Recap: Warm-up bei Google in der ABC-Straße

am 25.04.2014 von Stefan Möhler (bei Google+)

Ein paar Teilnehmer des #dchh14 haben schon mal zu Diskutieren angefangen - beim Frühstück im Google Headquater Deutschland - die aufgeworfenen Fragen liefern viel Zündstoff für die Kreativ- und Zukunftswerkstatt 2014!

Inhaltlich drehte sich erwartungsgemäß zunächst alles um die Themen Google Maps, Google+, Business View & Co.

Jens Wille, Ubilabs GmbH
Jens Wille, Ubilabs GmbH

Die 15 Teilnehmer bekamen zu Anfang spannenden Input von Jens Wille, Geschäftsführer von Ubilabs aus Hamburg, die das Google Business Breakfast regelmäßig organisieren.

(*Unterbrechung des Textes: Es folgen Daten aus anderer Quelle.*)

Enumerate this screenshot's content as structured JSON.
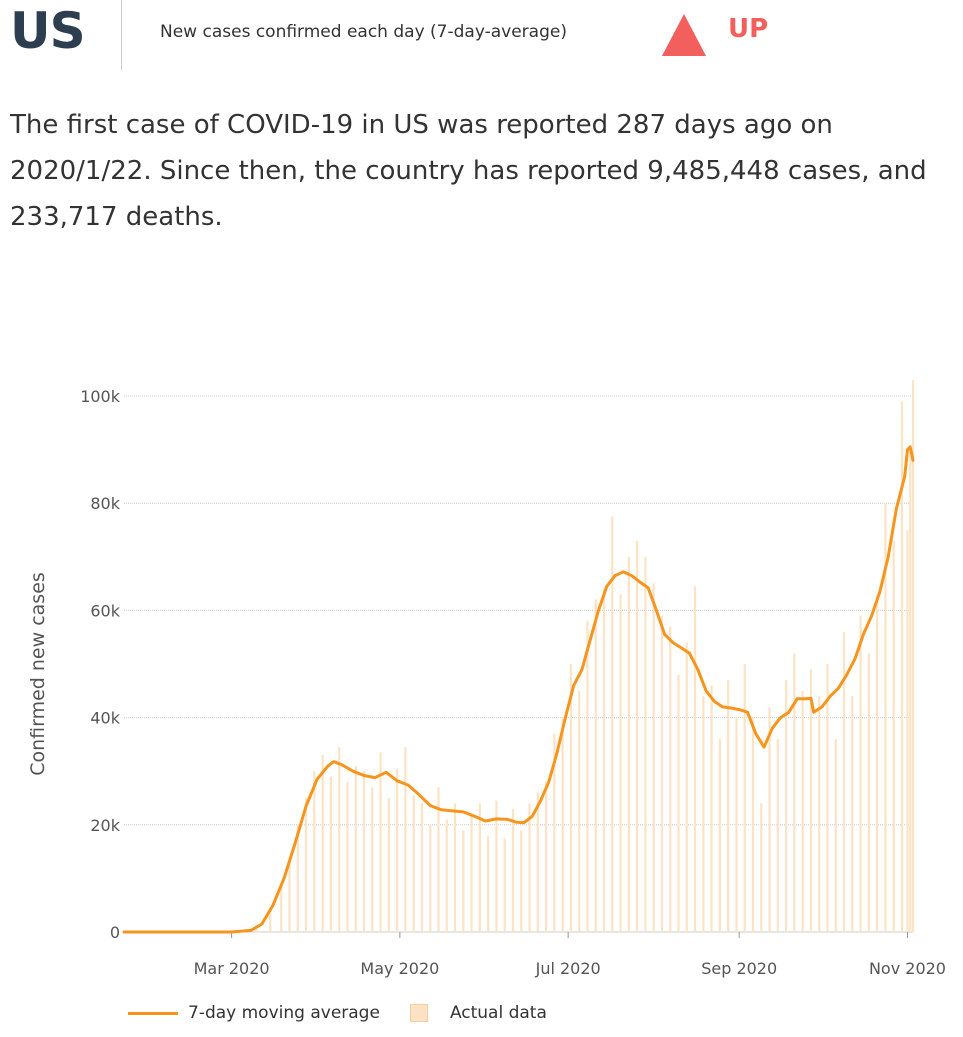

Jens' Vortrag, mit interessanten Google Maps-Fallbeispielen, steht hier zum Download bereit.

Mir persönlich war es wieder einmal ein Anliegen, das Thema Google Infrastruktur und den Status quo des digitalen Tourismusmarketings auf die Agenda zu setzen. Denn immer und immer wieder lesen wir auf Google Places Detailseiten und Google+ Profilen die Frage: "Ist das Ihr Unternehmen?" - touristische Leistungsträger sind also aufgefordert, ihre "Stammdaten" im Google Inventarsystem zu beanspruchen und sorgfältig zu pflegen.

"Die Verknüpfung mit Google+ war eine der zentralen Veränderungen beim Relaunch der Google Maps vor einiger Zeit." - das sagte uns Malte Will, der bei Google in Hamburg für "Maps for Business" zuständig ist und am Vormittag unser Gastgeber war.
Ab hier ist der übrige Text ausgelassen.